La nuit avait fini de tomber depuis un moment pensais-je, et l’obscurité recouvrait tout autour de la place de la fontaine, les collines amoureuses, les hauteurs du monastère et le fleuve en contrebas. Seuls quelques carrés parfaitement dessinés, à la lumière vacillante d’une bougie oubliée, laissaient apparaître, sur la toile noire de la nuit, l’encadrement des fenêtres. Les ténèbres étaient si épaisses que je me demande encore comment je pus l’apercevoir aussi clairement.
C’était une petite forme sombre, quelques pas en retrait, appuyée sous les arcades du devant de la bibliothèque, emmitouflée dans une épaisse cape brune. Sur sa capuche rabattue, je pus apercevoir un symbole familier qui attira mon attention, et que pourtant, je ne reconnus pas tout de suite ; c’était le symbole de Selhinae elle-même, que j’avais aperçu si souvent gravé au-dessus des accès au monastère, avec ses entrelacs compliqués et séduisants. Ma voix se tut, tandis que dans mon crâne, l’information se frayait un chemin parmi les montagnes de rage et de tristesse qui l’encombrait. Cela ne pouvait signifier qu’une seule chose, et pourtant, je ne pouvais m’y résoudre. C’était impossible, surtout à cet instant tragique, de telles coïncidences, les évènements ne pouvaient se suivre de façon si fortuite que dans les livres ou les histoires. Mon sang se mit à battre étrangement dans mes tempes, battant une cadence sourde dans tout mon corps, tandis qu’un incompréhensible frisson me parcourut.
L’abbesse.
Il y avait tant de questions, sur mes origines, que je n’avais encore jamais clairement formulé, car l’entité qui pouvait me répondre m’avait toujours apparu comme inaccessible, inatteignable, presque abstraite. Que faisait-elle ici ? C’était trop, tout simplement trop.
L’instant d’après, je perdis le contrôle de mon corps, comme cela arrive quand le cerveau, saturé d’informations, d’impressions, de sensations, semble laisser le pouvoir à une partie obscure de son anatomie incapable de prendre conscience des actes, des effets, et des conséquences.
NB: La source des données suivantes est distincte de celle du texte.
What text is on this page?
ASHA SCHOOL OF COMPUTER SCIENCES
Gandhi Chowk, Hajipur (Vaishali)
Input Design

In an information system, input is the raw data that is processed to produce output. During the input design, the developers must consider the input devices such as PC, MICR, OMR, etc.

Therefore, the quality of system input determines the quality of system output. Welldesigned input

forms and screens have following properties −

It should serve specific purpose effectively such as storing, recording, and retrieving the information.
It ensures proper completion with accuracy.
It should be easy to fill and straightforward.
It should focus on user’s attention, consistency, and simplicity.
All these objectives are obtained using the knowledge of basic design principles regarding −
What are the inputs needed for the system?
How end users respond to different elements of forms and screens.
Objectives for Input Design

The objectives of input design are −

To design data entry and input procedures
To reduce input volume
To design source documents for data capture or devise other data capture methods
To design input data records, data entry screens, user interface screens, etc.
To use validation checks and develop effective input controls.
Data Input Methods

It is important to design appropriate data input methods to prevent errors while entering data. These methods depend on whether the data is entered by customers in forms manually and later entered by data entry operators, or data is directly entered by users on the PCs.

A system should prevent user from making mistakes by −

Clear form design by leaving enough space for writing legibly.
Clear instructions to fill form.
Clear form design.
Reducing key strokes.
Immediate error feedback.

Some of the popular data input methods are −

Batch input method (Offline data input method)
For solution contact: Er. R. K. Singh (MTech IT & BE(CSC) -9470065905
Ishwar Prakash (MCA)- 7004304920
J’empoignai la petite forme, sûrement trop violemment -j’étais simplement incapable de m’en rendre compte. Sa capuche ne dévoila pas son visage, mais je sentis brièvement son souffle rauque sur mon visage, et l’odeur de son corps envahit mes narines, terriblement familière à une mémoire bien trop lointaine pour que ne se forment des images. Des sensations d’une toute petite enfance, extrêmement lointaine.
-J’avais oublié que tes sens étaient si aiguisés…
Elle reprit une courte inspiration, tandis que je tremblais de rage.
-Tu n’aurais pas dû me voir.
Sa voix était basse, rocailleuse, brisée par le poids d’une multitude d’années, et pourtant, elle était agréable. Terriblement agréable.
-Désolée Ka, ma petite Ka.
Des mains m’empoignèrent, et les larmes m’envahirent à nouveau les yeux. Je fus emmenée loin, incapable de résister.